Unnamed: 0,area,bathrooms,y1,y2
0,2104.0,3.0,1,0
1,1600.0,3.0,1,0
2,2400.0,3.0,1,0
3,1416.0,2.0,0,1
4,3000.0,4.0,0,1
5,1985.0,4.0,1,0
6,1534.0,3.0,0,1
7,1427.0,3.0,1,0
8,1380.0,3.0,1,0
9,1494.0,3.0,1,0


In [91]:
# step 3: prepare data for Tensorflow
# this means we need to make tensors

#input
inputX = data.loc[:, ['area', 'bathrooms']].as_matrix()
print('inputX shape: ', inputX.shape)

# labels
inputY = data.loc[:, ['y1', 'y2']].as_matrix()
print('inputY shape: ', inputY.shape)

inputX shape:  (10, 2)
inputY shape:  (10, 2)


In [86]:
inputX

array([[  2.10400000e+03,   3.00000000e+00],
       [  1.60000000e+03,   3.00000000e+00],
       [  2.40000000e+03,   3.00000000e+00],
       [  1.41600000e+03,   2.00000000e+00],
       [  3.00000000e+03,   4.00000000e+00],
       [  1.98500000e+03,   4.00000000e+00],
       [  1.53400000e+03,   3.00000000e+00],
       [  1.42700000e+03,   3.00000000e+00],
       [  1.38000000e+03,   3.00000000e+00],
       [  1.49400000e+03,   3.00000000e+00]])

In [92]:
inputY

array([[1, 0],
       [1, 0],
       [1, 0],
       [0, 1],
       [0, 1],
       [1, 0],
       [0, 1],
       [1, 0],
       [1, 0],
       [1, 0]])

In [93]:
# step 4: hyperparameters
learning_rate = 0.000001
epochs = 2000
display_every = 50
n_samples = inputY.size
n_features = inputX.shape[1]
n_outputs = inputY.shape[1]

In [94]:
# step 5: define network graph

# input feature tensor, None = any number of examples
# 2 is number of features
x = tf.placeholder(tf.float32, [None, n_features])

# weights
# 2x2 float matrix, 2 because number of features
W = tf.Variable(tf.zeros([n_features,n_features]))
tf.zeros

# bias
b = tf.Variable(tf.zeros([n_features]))

# forward pass
y = tf.add(tf.matmul(x, W), b)

# activation: softmax 
# softmax converts output to a probability
y = tf.nn.softmax(y)

# labels, needed for training loss
y_target = tf.placeholder(tf.float32, [None, n_outputs])

In [95]:
# step 6: training

# MSE cost function
cost = tf.reduce_sum(tf.pow(y_target - y, 2) / (2 * n_samples))

# gradient descent
optimizer = tf.train.GradientDescentOptimizer(learning_rate).minimize(cost)

In [96]:
# step 7: initialize session
init = tf.global_variables_initializer()
sess = tf.Session()
sess.run(init)

In [97]:
# step 8: define training loop

for i in range(epochs):
    sess.run(optimizer, feed_dict={x: inputX, y_target: inputY})
    
    # progress of training
    if (i % display_every) == 0:
        cc = sess.run(cost, feed_dict={x: inputX, y_target: inputY})
        print('epoch: ', i, ', cost: ', "{:.9f}".format(cc))
        
print('training complete')
training_cost = sess.run(cost, feed_dict={x: inputX, y_target: inputY})
print('training cost: ', training_cost, ', W: ', sess.run(W), ', b: ', sess.run(b))

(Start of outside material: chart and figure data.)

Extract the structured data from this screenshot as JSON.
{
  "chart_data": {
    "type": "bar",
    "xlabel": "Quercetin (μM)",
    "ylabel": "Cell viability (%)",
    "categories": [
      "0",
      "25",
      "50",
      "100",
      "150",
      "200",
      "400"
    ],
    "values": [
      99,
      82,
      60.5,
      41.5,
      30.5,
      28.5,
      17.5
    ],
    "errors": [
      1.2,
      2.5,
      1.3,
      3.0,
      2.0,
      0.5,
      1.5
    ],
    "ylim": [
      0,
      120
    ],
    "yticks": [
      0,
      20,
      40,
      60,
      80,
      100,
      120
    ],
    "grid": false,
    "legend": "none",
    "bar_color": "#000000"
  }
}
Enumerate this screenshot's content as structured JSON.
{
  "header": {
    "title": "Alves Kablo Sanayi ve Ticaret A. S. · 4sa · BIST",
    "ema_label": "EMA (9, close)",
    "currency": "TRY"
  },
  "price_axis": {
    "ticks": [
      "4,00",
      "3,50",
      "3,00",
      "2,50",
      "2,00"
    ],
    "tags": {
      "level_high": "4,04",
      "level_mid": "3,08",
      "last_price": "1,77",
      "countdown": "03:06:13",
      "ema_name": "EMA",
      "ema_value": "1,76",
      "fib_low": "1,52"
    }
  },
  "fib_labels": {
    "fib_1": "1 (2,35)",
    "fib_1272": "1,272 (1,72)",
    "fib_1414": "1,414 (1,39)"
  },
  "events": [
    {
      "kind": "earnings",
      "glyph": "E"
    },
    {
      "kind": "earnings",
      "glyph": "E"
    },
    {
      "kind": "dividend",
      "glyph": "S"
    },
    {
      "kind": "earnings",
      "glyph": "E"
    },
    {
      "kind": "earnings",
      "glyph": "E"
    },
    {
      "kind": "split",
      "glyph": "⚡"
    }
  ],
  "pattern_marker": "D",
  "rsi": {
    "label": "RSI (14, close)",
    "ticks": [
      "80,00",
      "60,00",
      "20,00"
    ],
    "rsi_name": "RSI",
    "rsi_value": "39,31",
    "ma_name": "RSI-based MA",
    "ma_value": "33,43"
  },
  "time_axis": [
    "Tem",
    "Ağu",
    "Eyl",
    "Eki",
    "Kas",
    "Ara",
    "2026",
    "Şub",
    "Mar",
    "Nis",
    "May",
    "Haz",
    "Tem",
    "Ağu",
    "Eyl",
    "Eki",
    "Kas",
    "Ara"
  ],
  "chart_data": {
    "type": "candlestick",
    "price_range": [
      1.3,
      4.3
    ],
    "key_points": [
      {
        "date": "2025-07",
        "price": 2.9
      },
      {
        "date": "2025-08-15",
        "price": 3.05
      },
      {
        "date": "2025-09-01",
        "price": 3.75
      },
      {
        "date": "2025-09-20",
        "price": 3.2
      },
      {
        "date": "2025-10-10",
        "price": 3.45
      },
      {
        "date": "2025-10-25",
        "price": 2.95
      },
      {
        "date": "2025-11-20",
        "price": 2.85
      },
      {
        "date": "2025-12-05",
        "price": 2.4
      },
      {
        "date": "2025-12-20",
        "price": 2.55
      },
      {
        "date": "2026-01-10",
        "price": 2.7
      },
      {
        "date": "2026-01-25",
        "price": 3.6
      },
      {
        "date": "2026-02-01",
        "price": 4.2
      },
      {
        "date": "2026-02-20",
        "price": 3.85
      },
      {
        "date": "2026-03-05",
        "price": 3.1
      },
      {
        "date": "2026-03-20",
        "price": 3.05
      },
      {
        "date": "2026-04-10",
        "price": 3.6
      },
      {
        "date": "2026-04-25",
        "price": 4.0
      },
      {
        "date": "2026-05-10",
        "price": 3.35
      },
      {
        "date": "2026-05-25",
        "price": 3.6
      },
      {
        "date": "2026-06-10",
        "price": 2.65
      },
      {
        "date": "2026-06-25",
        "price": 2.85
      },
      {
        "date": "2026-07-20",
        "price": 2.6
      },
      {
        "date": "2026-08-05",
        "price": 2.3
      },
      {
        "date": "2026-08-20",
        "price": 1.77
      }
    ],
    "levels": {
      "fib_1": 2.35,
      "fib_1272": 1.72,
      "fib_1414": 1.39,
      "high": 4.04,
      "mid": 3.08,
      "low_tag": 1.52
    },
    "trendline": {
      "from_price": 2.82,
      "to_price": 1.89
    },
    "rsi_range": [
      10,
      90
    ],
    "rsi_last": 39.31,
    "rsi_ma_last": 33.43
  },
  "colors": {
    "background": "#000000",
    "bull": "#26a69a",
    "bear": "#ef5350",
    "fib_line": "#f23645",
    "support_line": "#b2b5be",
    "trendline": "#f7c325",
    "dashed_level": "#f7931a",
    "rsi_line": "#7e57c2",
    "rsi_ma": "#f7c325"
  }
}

epoch:  0 , cost:  0.114958666
epoch:  50 , cost:  0.109539941
epoch:  100 , cost:  0.109539881
epoch:  150 , cost:  0.109539807
epoch:  200 , cost:  0.109539732
epoch:  250 , cost:  0.109539673
epoch:  300 , cost:  0.109539606
epoch:  350 , cost:  0.109539539
epoch:  400 , cost:  0.109539472
epoch:  450 , cost:  0.109539405
epoch:  500 , cost:  0.109539330
epoch:  550 , cost:  0.109539263
epoch:  600 , cost:  0.109539196
epoch:  650 , cost:  0.109539129
epoch:  700 , cost:  0.109539062
epoch:  750 , cost:  0.109538995
epoch:  800 , cost:  0.109538920
epoch:  850 , cost:  0.109538853
epoch:  900 , cost:  0.109538779
epoch:  950 , cost:  0.109538719
epoch:  1000 , cost:  0.109538652
epoch:  1050 , cost:  0.109538570
epoch:  1100 , cost:  0.109538503
epoch:  1150 , cost:  0.109538451
epoch:  1200 , cost:  0.109538369
epoch:  1250 , cost:  0.109538317
epoch:  1300 , cost:  0.109538242
epoch:  1350 , cost:  0.109538175
epoch:  1400 , cost:  0.109538093
epoch:  1450 , cost:  0.109538034
epo

In [99]:
# looking at probabilitites of predictions
# the softmax converts these from probability to classification label
sess.run(y, feed_dict = {x:inputX})

array([[ 0.71125221,  0.28874779],
       [ 0.66498977,  0.33501023],
       [ 0.73657656,  0.26342347],
       [ 0.64718789,  0.35281211],
       [ 0.78335613,  0.2166439 ],
       [ 0.70069474,  0.29930523],
       [ 0.65866327,  0.34133676],
       [ 0.64828628,  0.35171372],
       [ 0.64368278,  0.35631716],
       [ 0.65480113,  0.3451989 ]], dtype=float32)

The predictions are not so great, so the next step would be to add a hidden layer.